To evaluate the test, we conducted a validation study with 95 children aged 4 to 6 years, including children with normal hearing, unilateral hearing loss, and mild bilateral hearing loss. We then compared the results with current standardized clinical measures, including word perception in noise and sentence comprehension in quiet.

What we found

The findings were encouraging. Our listening comprehension test was valid, effective, and suitable for young children. Importantly, it was able to detect differences in listening comprehension performance between children with and without hearing loss, even in cases where standard tests did not reveal a clear problem.

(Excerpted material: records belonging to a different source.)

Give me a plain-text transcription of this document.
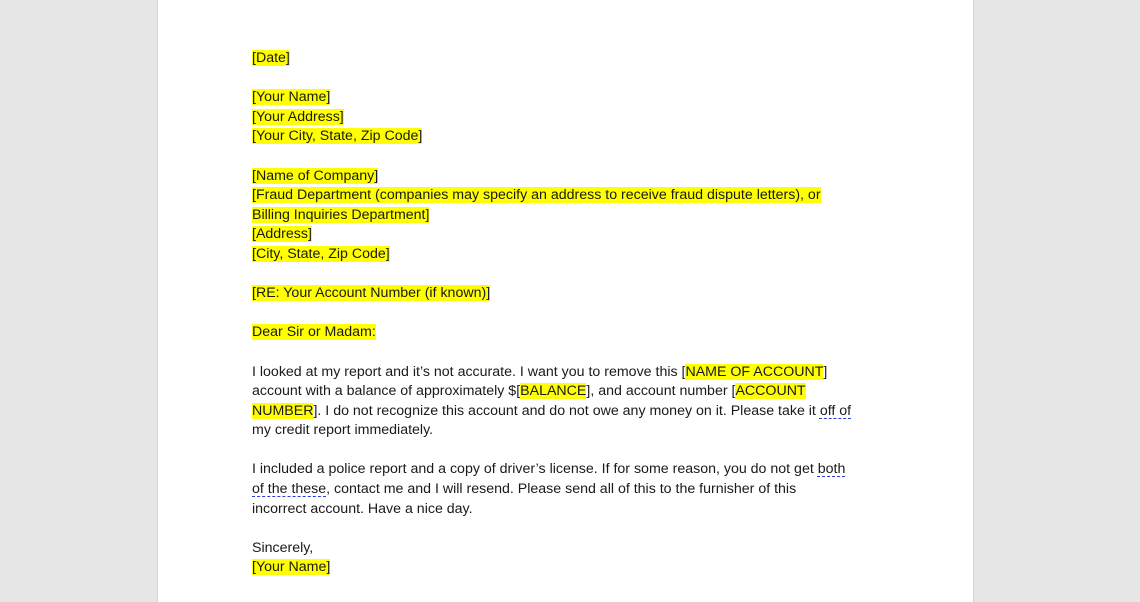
[Date]

[Your Name]
[Your Address]
[Your City, State, Zip Code]

[Name of Company]
[Fraud Department (companies may specify an address to receive fraud dispute letters), or
Billing Inquiries Department]
[Address]
[City, State, Zip Code]

[RE: Your Account Number (if known)]

Dear Sir or Madam:

I looked at my report and it’s not accurate. I want you to remove this [NAME OF ACCOUNT]
account with a balance of approximately $[BALANCE], and account number [ACCOUNT
NUMBER]. I do not recognize this account and do not owe any money on it. Please take it off of
my credit report immediately.

I included a police report and a copy of driver’s license. If for some reason, you do not get both
of the these, contact me and I will resend. Please send all of this to the furnisher of this
incorrect account. Have a nice day.

Sincerely,
[Your Name]
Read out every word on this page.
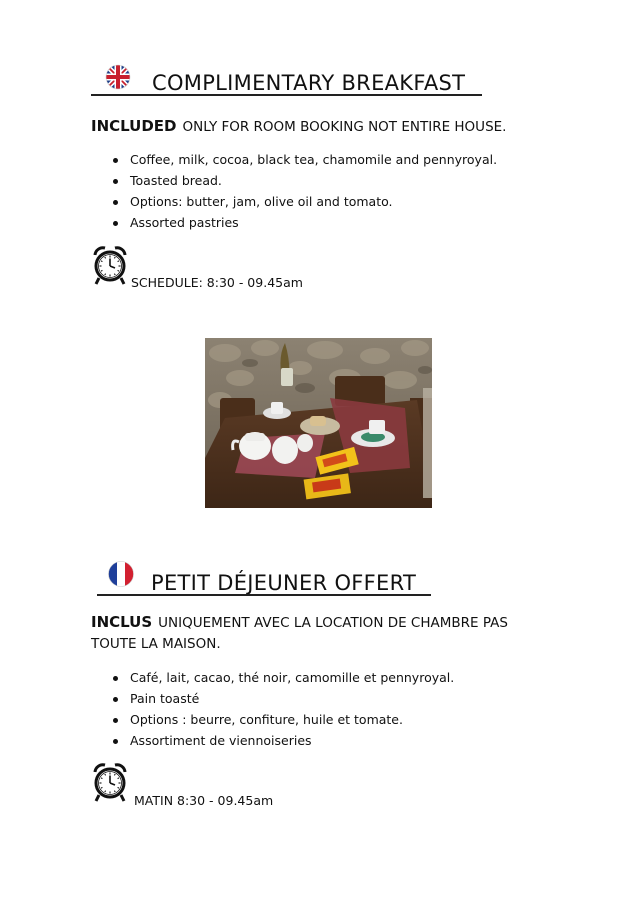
COMPLIMENTARY BREAKFAST
INCLUDED ONLY FOR ROOM BOOKING NOT ENTIRE HOUSE.
Coffee, milk, cocoa, black tea, chamomile and pennyroyal.
Toasted bread.
Options: butter, jam, olive oil and tomato.
Assorted pastries
SCHEDULE: 8:30 - 09.45am
PETIT DÉJEUNER OFFERT
INCLUS UNIQUEMENT AVEC LA LOCATION DE CHAMBRE PAS
TOUTE LA MAISON.
Café, lait, cacao, thé noir, camomille et pennyroyal.
Pain toasté
Options : beurre, confiture, huile et tomate.
Assortiment de viennoiseries
MATIN 8:30 - 09.45am
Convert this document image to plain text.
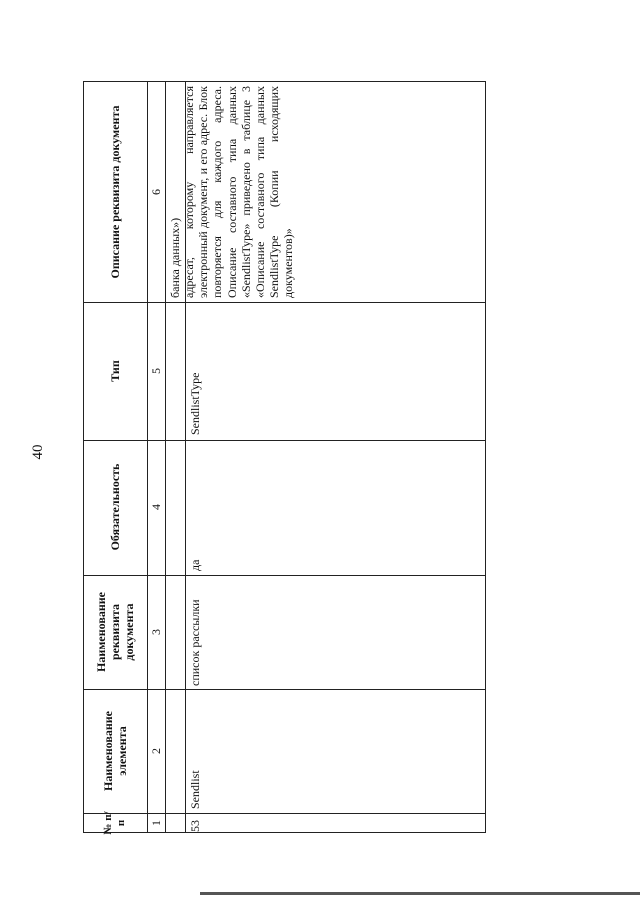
40
Описание реквизита документа
Тип
Обязательность
Наименование реквизита документа
Наименование элемента
№ п/п
6
5
4
3
2
1
банка данных») адресат, которому направляется электронный документ, и его адрес. Блок повторяется для каждого адреса. Описание составного типа данных «SendlistType» приведено в таблице 3 «Описание составного типа данных SendlistType (Копии исходящих документов)»
SendlistType
да
список рассылки
Sendlist
53
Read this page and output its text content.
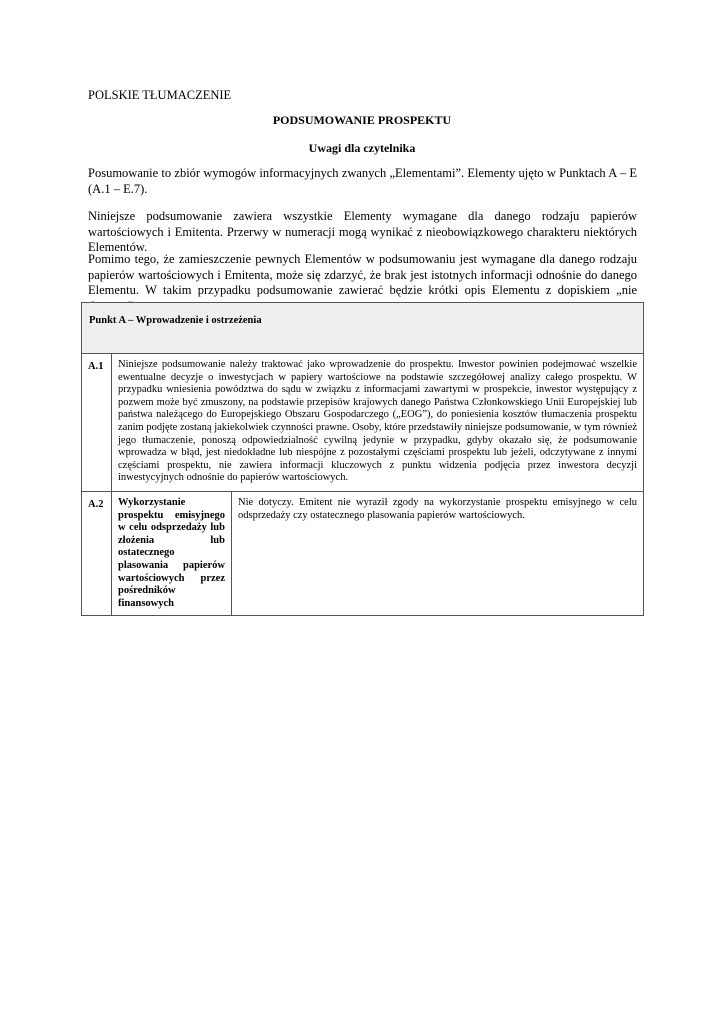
POLSKIE TŁUMACZENIE
PODSUMOWANIE PROSPEKTU
Uwagi dla czytelnika
Posumowanie to zbiór wymogów informacyjnych zwanych „Elementami”. Elementy ujęto w Punktach A – E (A.1 – E.7).
Niniejsze podsumowanie zawiera wszystkie Elementy wymagane dla danego rodzaju papierów wartościowych i Emitenta. Przerwy w numeracji mogą wynikać z nieobowiązkowego charakteru niektórych Elementów.
Pomimo tego, że zamieszczenie pewnych Elementów w podsumowaniu jest wymagane dla danego rodzaju papierów wartościowych i Emitenta, może się zdarzyć, że brak jest istotnych informacji odnośnie do danego Elementu. W takim przypadku podsumowanie zawierać będzie krótki opis Elementu z dopiskiem „nie
Punkt A – Wprowadzenie i ostrzeżenia		
A.1	Niniejsze podsumowanie należy traktować jako wprowadzenie do prospektu. Inwestor powinien podejmować wszelkie ewentualne decyzje o inwestycjach w papiery wartościowe na podstawie szczegółowej analizy całego prospektu. W przypadku wniesienia powództwa do sądu w związku z informacjami zawartymi w prospekcie, inwestor występujący z pozwem może być zmuszony, na podstawie przepisów krajowych danego Państwa Członkowskiego Unii Europejskiej lub państwa należącego do Europejskiego Obszaru Gospodarczego („EOG”), do poniesienia kosztów tłumaczenia prospektu zanim podjęte zostaną jakiekolwiek czynności prawne. Osoby, które przedstawiły niniejsze podsumowanie, w tym również jego tłumaczenie, ponoszą odpowiedzialność cywilną jedynie w przypadku, gdyby okazało się, że podsumowanie wprowadza w błąd, jest niedokładne lub niespójne z pozostałymi częściami prospektu lub jeżeli, odczytywane z innymi częściami prospektu, nie zawiera informacji kluczowych z punktu widzenia podjęcia przez inwestora decyzji inwestycyjnych odnośnie do papierów wartościowych.	
A.2	Wykorzystanie prospektu emisyjnego w celu odsprzedaży lub złożenia lub ostatecznego plasowania papierów wartościowych przez pośredników finansowych	Nie dotyczy. Emitent nie wyraził zgody na wykorzystanie prospektu emisyjnego w celu odsprzedaży czy ostatecznego plasowania papierów wartościowych.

Some of the findings were especially notable:

  • LC-Q showed a twofold improvement in sensitivity and specificity compared with a standard sentence comprehension in quiet test
  • It also achieved nearly 30% better specificity than a standard word perception in noise test, while maintaining high sensitivity
  • The test performed equally well in clinic and in remote home-based administration
  • Parents and clinicians reported that it was engaging, easy to use, and developmentally appropriate

Why this matters for clinical practice

These findings suggest that the test may offer clinicians valuable additional insight into children’s functional listening abilities beyond traditional assessments. This can be especially helpful when concerns raised by parents or teachers are not fully explained by standard test results.

In practice, that could support:

  • earlier identification of listening difficulties
  • more confident clinical decision-making
  • clearer conversations with families and educators
  • more timely, evidence-based support as children transition into primary school

Looking ahead

There is still more to explore. In future research, we will continue validating the test in children with a wider range of hearing profiles and evaluating how sensitive it is to the functional benefits of device fitting.

For our team, these early findings highlight an important opportunity in pediatric hearing care: to assess not only what children can hear in ideal conditions, but how they listen and understand in the real world.